The above example demonstrates the main components of `diffpriv`:

* Virtual class `DPMech` for generic mechanisms that captures the non-private
`target` and releases privatized responses from it. Current subclasses
+ `DPMechLaplace`, `DPMechGaussian`: the Laplace and Gaussian mechanisms
for releasing numeric responses with additive noise;
+ `DPMechExponential`: the exponential mechanism for privately
optimizing over finite sets (which need not be numeric); and
+ `DPMechBernstein`: the Bernstein mechanism for privately releasing
multivariate real-valued functions. See the
[bernstein vignette](http://brubinstein.github.io/diffpriv/articles/bernstein.pdf) for more.
* Class `DPParamsEps` and subclasses for encapsulating privacy parameters.
* `sensitivitySampler()` method of `DPMech` subclasses estimates target
sensitivity necessary to run `releaseResponse()` of `DPMech` generic
mechanisms. This provides an easy alternative to exact sensitivity bounds
requiring mathematical analysis. The sampler repeatedly probes
`DPMech@target` to estimate sensitivity to data perturbation. Running
mechanisms with obtained sensitivities yield random differential privacy.

Read the [package vignette](http://brubinstein.github.io/diffpriv/articles/diffpriv.pdf) for more, or [news](http://brubinstein.github.io/diffpriv/news/index.html)
for the latest release notes.

## Citing the Package

`diffpriv` is an open-source package offered with a permissive MIT License.
Please acknowledge use of `diffpriv` by citing the paper on the sensitivity
sampler:

> Benjamin I. P. Rubinstein and Francesco Aldà. "Pain-Free Random Differential
> Privacy with Sensitivity Sampling", to appear in the 34th International
> Conference on Machine Learning (ICML'2017), 2017.
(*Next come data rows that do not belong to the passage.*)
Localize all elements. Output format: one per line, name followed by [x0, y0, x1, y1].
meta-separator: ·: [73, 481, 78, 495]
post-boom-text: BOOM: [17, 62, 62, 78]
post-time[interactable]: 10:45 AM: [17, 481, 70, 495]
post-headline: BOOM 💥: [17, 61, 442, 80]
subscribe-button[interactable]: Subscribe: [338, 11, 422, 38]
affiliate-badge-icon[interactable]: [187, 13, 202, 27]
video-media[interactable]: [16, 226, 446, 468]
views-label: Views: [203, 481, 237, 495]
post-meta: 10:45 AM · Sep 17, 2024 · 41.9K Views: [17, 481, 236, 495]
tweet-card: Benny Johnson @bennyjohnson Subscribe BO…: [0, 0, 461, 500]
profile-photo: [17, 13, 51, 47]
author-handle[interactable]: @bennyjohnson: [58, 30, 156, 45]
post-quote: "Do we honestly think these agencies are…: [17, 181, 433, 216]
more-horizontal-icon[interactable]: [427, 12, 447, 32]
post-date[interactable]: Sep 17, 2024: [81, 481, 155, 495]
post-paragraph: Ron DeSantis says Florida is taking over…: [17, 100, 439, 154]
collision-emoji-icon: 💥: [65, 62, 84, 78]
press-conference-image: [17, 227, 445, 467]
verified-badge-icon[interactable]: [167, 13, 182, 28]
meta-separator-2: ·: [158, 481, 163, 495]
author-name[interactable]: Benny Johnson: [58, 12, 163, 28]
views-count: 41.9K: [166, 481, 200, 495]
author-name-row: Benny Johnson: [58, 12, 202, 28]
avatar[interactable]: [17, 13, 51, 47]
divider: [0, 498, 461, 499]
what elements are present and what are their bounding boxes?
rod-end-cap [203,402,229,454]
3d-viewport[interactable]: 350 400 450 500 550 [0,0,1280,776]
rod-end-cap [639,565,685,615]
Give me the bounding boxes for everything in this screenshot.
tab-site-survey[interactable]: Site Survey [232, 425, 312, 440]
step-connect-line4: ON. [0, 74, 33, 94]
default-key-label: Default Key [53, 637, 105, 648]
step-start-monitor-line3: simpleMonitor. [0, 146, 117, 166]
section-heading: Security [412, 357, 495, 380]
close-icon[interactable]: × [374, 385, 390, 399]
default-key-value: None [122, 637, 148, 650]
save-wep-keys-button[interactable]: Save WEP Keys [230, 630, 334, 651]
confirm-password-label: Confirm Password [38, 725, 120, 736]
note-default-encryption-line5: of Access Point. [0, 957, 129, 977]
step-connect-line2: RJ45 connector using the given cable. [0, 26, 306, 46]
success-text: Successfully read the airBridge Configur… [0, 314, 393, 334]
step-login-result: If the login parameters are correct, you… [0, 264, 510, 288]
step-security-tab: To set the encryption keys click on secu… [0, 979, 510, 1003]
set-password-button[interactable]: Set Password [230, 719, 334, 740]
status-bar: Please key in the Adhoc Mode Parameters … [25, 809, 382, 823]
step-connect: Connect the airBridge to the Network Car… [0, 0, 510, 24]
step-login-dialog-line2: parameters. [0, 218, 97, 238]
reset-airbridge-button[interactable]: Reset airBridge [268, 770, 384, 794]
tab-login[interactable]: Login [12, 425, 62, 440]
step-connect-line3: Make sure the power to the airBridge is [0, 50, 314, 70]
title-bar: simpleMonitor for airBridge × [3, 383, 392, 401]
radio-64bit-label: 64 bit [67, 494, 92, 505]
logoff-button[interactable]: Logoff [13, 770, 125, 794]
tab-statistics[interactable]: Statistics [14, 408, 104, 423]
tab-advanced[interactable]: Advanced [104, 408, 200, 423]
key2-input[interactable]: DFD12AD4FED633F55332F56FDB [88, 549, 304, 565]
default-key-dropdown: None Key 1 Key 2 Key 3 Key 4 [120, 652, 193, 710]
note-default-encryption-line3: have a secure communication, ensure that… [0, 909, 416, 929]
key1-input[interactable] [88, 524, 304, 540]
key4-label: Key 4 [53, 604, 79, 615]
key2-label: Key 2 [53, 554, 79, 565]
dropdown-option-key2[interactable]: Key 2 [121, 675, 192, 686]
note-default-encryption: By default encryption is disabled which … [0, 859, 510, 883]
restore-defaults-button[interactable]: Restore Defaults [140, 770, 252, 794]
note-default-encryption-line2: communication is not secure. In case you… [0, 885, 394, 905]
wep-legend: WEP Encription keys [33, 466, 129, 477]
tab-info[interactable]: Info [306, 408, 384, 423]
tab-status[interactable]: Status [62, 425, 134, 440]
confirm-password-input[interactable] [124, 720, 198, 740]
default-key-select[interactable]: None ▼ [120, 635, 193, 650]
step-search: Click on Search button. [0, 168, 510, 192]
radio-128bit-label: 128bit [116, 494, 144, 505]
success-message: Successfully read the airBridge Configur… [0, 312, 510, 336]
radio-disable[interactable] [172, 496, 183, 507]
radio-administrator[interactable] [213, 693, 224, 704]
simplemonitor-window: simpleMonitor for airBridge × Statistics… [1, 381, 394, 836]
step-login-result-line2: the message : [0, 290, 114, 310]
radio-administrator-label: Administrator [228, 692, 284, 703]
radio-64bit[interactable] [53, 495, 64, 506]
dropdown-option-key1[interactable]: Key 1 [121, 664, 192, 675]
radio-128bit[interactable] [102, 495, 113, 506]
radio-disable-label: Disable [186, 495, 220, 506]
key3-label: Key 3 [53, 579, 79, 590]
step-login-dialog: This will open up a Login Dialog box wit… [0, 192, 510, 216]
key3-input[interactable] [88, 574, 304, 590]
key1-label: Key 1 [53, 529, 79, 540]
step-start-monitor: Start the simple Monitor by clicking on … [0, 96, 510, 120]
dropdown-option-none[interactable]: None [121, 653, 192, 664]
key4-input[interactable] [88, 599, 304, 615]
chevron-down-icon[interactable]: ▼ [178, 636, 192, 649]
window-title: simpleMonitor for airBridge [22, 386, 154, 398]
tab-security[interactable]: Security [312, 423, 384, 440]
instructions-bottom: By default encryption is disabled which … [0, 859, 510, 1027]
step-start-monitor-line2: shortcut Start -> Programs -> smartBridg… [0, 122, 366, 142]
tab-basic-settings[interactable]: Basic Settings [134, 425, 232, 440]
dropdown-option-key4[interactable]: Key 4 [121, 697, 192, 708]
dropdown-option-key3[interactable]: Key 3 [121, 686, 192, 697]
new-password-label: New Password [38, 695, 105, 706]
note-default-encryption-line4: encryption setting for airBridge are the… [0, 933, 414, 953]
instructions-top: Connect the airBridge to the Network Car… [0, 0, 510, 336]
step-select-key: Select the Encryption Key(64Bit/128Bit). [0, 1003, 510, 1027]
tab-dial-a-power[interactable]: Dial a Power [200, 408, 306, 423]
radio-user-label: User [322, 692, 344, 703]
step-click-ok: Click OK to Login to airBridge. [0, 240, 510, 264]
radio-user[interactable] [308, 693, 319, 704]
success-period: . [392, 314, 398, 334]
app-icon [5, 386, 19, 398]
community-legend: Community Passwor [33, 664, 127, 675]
Other relevant references to cite depending on usage:

* **Differential privacy and the Laplace mechanism:**
Cynthia Dwork, Frank McSherry, Kobbi Nissim, and Adam Smith. "Calibrating
noise to sensitivity in private data analysis." In Theory of Cryptography
Conference, pp. 265-284. Springer Berlin Heidelberg, 2006.
* **The Gaussian mechanism:** Cynthia Dwork and Aaron Roth. "The algorithmic
foundations of differential privacy." Foundations and Trends in Theoretical
Computer Science 9(3–4), pp. 211-407, 2014.
* **The exponential mechanism:** Frank McSherry and Kunal Talwar. "Mechanism
design via differential privacy." In the 48th Annual IEEE Symposium on
Foundations of Computer Science (FOCS'07), pp. 94-103. IEEE, 2007.
* **The Bernstein mechanism:** Francesco Aldà and Benjamin I. P. Rubinstein.
"The Bernstein Mechanism: Function Release under Differential Privacy." In
Proceedings of the 31st AAAI Conference on Artificial Intelligence
(AAAI'2017), pp. 1705-1711, 2017.
* **Random differential privacy:** Rob Hall, Alessandro Rinaldo, and Larry
Wasserman. "Random Differential Privacy." Journal of Privacy and
Confidentiality, 4(2), pp. 43-59, 2012.